Gale A. Norton, the interior secretary, recently sought an office meeting
in Appalachia with the Ohio Valley
Environmental Coalition and six other groups critical of mountaintop removal.
But the groups declined, proposing instead a longer day to see the problems firsthand.
"We respectfully decline to let our organizations be used in what would be
mostly a public relations gimmick," said Frank Young, president of the West
Virginia Highlands Conservancy. The groups complained that the government
was intent on weakening laws against the abuses of mountaintop mining.
"There's good mining and there's bad mining," said Lucious Thompson, who lives
in Tom Biggs Hollow nearby. Mr.
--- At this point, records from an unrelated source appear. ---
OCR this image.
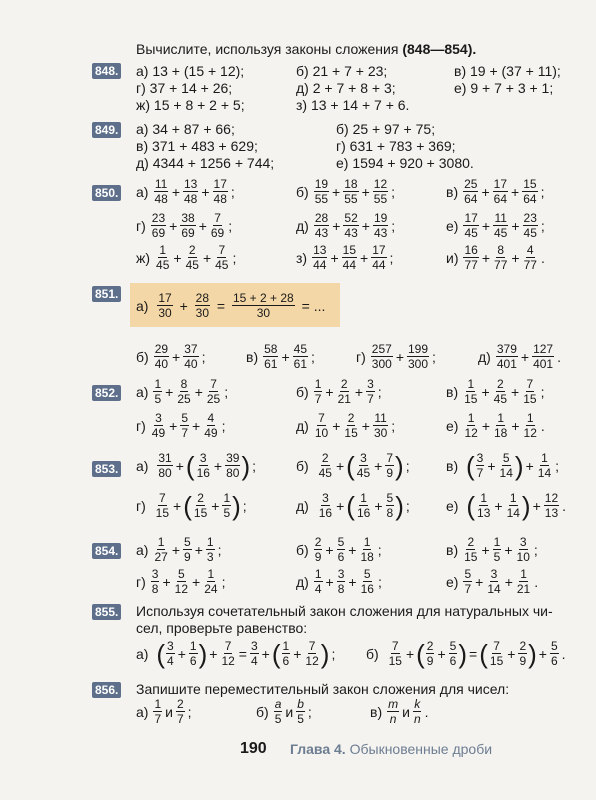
Вычислите, используя законы сложения (848—854).
848. а) 13 + (15 + 12);	б) 21 + 7 + 23;	в) 19 + (37 + 11);
г) 37 + 14 + 26;	д) 2 + 7 + 8 + 3;	е) 9 + 7 + 3 + 1;
ж) 15 + 8 + 2 + 5;	з) 13 + 14 + 7 + 6.
849. а) 34 + 87 + 66;	б) 25 + 97 + 75;
в) 371 + 483 + 629;	г) 631 + 783 + 369;
д) 4344 + 1256 + 744;	е) 1594 + 920 + 3080.
850. $а) \frac{11}{48} + \frac{13}{48} + \frac{17}{48}$ ;	$б) \frac{19}{55} + \frac{18}{55} + \frac{12}{55}$ ;	$в) \frac{25}{64} + \frac{17}{64} + \frac{15}{64}$ ;
$г) \frac{23}{69} + \frac{38}{69} + \frac{7}{69}$ ;	$д) \frac{28}{43} + \frac{52}{43} + \frac{19}{43}$ ;	$е) \frac{17}{45} + \frac{11}{45} + \frac{23}{45}$ ;
$ж) \frac{1}{45} + \frac{2}{45} + \frac{7}{45}$ ;	$з) \frac{13}{44} + \frac{15}{44} + \frac{17}{44}$ ;	$и) \frac{16}{77} + \frac{8}{77} + \frac{4}{77}$ .
851.
$а) \frac{17}{30} + \frac{28}{30} = \frac{15 + 2 + 28}{30}$ = ...
$б) \frac{29}{40} + \frac{37}{40}$ ;	$в) \frac{58}{61} + \frac{45}{61}$ ;	$г) \frac{257}{300} + \frac{199}{300}$ ;	$д) \frac{379}{401} + \frac{127}{401}$ .
852. $а) \frac{1}{5} + \frac{8}{25} + \frac{7}{25}$ ;	$б) \frac{1}{7} + \frac{2}{21} + \frac{3}{7}$ ;	$в) \frac{1}{15} + \frac{2}{45} + \frac{7}{15}$ ;
$г) \frac{3}{49} + \frac{5}{7} + \frac{4}{49}$ ;	$д) \frac{7}{10} + \frac{2}{15} + \frac{11}{30}$ ;	$е) \frac{1}{12} + \frac{1}{18} + \frac{1}{12}$ .
853. $а) \frac{31}{80}$ +( $\frac{3}{16} + \frac{39}{80}$ ) ;	$б) \frac{2}{45}$ +( $\frac{3}{45} + \frac{7}{9}$ ) ;	в) ( $\frac{3}{7} + \frac{5}{14}$ ) + $\frac{1}{14}$ ;
$г) \frac{7}{15}$ +( $\frac{2}{15} + \frac{1}{5}$ ) ;	$д) \frac{3}{16}$ +( $\frac{1}{16} + \frac{5}{8}$ ) ;	е) ( $\frac{1}{13} + \frac{1}{14}$ ) + $\frac{12}{13}$ .
854. $а) \frac{1}{27} + \frac{5}{9} + \frac{1}{3}$ ;	$б) \frac{2}{9} + \frac{5}{6} + \frac{1}{18}$ ;	$в) \frac{2}{15} + \frac{1}{5} + \frac{3}{10}$ ;
$г) \frac{3}{8} + \frac{5}{12} + \frac{1}{24}$ ;	$д) \frac{1}{4} + \frac{3}{8} + \frac{5}{16}$ ;	$е) \frac{5}{7} + \frac{3}{14} + \frac{1}{21}$ .
855. Используя сочетательный закон сложения для натуральных чи-
сел, проверьте равенство:
а) ( $\frac{3}{4} + \frac{1}{6}$ ) + $\frac{7}{12} = \frac{3}{4}$ +( $\frac{1}{6} + \frac{7}{12}$ ) ; $б) \frac{7}{15}$ +( $\frac{2}{9} + \frac{5}{6}$ ) =( $\frac{7}{15} + \frac{2}{9}$ ) + $\frac{5}{6}$ .
856. Запишите переместительный закон сложения для чисел:
$а) \frac{1}{7}$ и $\frac{2}{7}$ ;	$б) \frac{a}{5}$ и $\frac{b}{5}$ ;	$в) \frac{m}{n}$ и $\frac{k}{n}$ .
190 Глава 4. Обыкновенные дроби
Thompson joined Kentuckians for the Commonwealth
when he found his land disrupted from above.
"Mountaintop removal takes the coal quick, 24 hours every day, making my streams
disappear, with the blasting knocking a person out of bed and the giant 'dozers
beep-beeping all night so you cannot sleep," Mr. Thompson said with the authority
of a gray-bearded retiree from Appalachia's underground mines.
With underground mining, coal miners led quieter, more pastoral lives above
harsh workplaces deep in the ground and far out of sight. With mountaintop removal,
a fast, high-volume process that uses mammoth machinery to decapitate the coal-rich
hills that help define the hollows, the residents have become witnesses more than
miners.
"They make monster funnels of our villages," said Carroll Smith, judge-executive
— the top elected county official — in Letcher County, Ky. The hollows in his
county that adjoin mountaintop removal sites have had some of the worst flooding.
"They haven't been a real good neighbor at all," Mr. Smith said of the mountaintop
mining company.
The company, TECO Energy Inc. of
Tampa, Fla., firmly rejects that assessment. "Saying we're not good neighbors
— that's very upsetting to the people who work for TECO Coal," said Laura Plumb,
a company spokeswoman.
Years of letting residents dump garbage into the streams and permitting home
building to impede waterways had contributed more to the flooding than had mountaintop
mining, Ms. Plumb said.
"Mining does take a toll on the land while it's occurring," Ms. Plumb conceded.
"However, when we're done we reclaim the area to better standards than before."
Such statements compound the local fury.
"State authorities tell us what the company is doing is legal, and I tell
them it may be legal, but it's wrong," Mr. Smith said at an organizational meeting
in Mrs. Banks's house, where residents passed around snapshots of the latest rain
damage.
"A meeting like this couldn't have happened in the old days of coal; they
would have found a way to bust it up," he said. He is confident, he added, that
Chopping Block Hollow has some fight left in it.